El antifascismo como fuerza movilizadora: Fanny Edelman y la Federación Democrática Internacional de Mujeres (FDIM)
Keywords:
Gender, Antifascism, Communism, Fanny Edelman, FDIMAbstract
This study of the political life of Fanny Edelman addresses three questions: How can we understand and define what is "antifascist activism"? What are some of the historical transformations of antifascism as a strategy of mobilization? And what do we learn about the strategies of antifascist activism from the perspective of gender as a category of historical analysis? I propose that the focus on Fanny Edelman’s life and her activism in Argentina, in Spain, and especially in international organizations like the Women’s International Democratic Federation (WIDF) allows us to better understand the role of the individual in collective political action – thereby overcoming the misunderstandings that prevail in some histories of parties or other political organizations that suggest there are no differences between the stories of individual lives and those of political institutions.

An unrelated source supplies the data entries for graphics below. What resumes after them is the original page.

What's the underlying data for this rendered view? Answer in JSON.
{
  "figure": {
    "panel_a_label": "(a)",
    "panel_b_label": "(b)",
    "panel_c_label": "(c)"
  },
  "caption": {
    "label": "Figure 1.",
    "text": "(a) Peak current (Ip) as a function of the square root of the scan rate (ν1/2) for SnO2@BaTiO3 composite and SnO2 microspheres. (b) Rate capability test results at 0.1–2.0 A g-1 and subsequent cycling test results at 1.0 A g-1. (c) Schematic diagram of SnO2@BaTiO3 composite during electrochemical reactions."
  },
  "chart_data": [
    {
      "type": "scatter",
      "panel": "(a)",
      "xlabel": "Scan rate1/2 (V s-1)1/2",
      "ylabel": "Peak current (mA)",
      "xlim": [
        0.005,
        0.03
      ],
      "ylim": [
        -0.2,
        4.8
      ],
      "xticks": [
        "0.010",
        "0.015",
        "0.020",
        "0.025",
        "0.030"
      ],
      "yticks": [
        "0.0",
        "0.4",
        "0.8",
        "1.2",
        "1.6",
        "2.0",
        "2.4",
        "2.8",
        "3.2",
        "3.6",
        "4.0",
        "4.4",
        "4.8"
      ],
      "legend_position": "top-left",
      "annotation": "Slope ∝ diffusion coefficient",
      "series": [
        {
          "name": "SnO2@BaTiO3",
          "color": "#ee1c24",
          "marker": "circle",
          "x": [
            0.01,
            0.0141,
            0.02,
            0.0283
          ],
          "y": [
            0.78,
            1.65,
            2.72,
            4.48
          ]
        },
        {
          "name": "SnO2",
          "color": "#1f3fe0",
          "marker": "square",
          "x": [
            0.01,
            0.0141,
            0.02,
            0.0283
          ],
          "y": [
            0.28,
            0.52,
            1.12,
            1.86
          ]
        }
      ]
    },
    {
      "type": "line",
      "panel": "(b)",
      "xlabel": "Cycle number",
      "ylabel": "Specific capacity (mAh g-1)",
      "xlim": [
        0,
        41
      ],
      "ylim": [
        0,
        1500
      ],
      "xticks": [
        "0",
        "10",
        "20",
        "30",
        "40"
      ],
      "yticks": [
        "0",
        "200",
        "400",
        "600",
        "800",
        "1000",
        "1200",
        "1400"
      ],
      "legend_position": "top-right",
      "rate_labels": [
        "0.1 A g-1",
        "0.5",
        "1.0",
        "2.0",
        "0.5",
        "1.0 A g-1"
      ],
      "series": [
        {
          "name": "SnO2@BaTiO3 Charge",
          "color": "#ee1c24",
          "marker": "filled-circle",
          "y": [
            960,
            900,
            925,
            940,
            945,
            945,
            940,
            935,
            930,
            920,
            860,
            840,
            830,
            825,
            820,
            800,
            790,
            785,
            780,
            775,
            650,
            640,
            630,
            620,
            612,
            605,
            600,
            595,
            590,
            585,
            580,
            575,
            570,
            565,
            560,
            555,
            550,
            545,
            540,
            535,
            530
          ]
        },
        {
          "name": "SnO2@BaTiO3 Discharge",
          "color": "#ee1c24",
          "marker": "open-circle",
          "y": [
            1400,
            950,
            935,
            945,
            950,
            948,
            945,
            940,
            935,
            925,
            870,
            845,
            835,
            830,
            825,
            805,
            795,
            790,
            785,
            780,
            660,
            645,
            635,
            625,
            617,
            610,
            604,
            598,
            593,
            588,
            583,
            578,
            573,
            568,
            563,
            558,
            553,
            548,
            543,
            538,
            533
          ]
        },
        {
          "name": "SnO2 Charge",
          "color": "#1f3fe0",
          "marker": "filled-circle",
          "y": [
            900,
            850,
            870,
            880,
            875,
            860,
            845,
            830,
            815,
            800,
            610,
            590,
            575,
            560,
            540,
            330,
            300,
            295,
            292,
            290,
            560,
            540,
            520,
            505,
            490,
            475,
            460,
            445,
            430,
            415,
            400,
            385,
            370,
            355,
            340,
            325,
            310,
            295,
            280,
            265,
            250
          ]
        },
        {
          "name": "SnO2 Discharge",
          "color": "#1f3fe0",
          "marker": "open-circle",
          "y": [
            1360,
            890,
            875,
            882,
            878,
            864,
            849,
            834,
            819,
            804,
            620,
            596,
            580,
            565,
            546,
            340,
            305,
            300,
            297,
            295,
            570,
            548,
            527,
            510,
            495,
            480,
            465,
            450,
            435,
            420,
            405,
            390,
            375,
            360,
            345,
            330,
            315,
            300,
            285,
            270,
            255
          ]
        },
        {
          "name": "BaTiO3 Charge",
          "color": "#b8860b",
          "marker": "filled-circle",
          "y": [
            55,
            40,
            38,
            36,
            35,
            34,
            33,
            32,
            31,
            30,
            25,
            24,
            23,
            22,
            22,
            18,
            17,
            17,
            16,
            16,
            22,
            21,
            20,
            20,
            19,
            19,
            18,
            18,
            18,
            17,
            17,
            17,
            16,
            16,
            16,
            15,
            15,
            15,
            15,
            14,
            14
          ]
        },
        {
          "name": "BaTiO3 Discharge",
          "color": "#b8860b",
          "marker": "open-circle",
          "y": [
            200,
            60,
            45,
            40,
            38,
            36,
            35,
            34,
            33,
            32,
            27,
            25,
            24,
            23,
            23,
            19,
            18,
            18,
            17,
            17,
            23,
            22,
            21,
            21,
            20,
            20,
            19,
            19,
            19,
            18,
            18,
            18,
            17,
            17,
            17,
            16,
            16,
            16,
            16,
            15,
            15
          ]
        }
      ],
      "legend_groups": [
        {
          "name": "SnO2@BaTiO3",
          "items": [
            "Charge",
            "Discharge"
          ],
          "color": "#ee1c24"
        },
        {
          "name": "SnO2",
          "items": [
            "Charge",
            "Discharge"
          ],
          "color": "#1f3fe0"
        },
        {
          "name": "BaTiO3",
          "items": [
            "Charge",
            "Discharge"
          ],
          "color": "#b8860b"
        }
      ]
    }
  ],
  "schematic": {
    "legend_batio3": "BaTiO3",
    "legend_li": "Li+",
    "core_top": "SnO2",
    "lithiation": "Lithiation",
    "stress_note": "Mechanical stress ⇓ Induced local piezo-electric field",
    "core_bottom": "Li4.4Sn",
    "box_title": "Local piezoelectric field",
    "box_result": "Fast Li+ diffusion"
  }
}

Through the biographical lens we can trace specific mobilization strategies and link those to the wide range of antifascist activisms - as well as to national and international changes. Here, I adopt some of the central ideas presented in the analytical framework proposed by Andrés Bisso, who examines antifascism, a global phenomenon, on the local level - and who shows the role antifascism has played in the construction of political identities. Inspired by his way of connecting global and local levels, I argue that we can conceptualize the WIDF as an institutional representation of antifascist activism in a global context.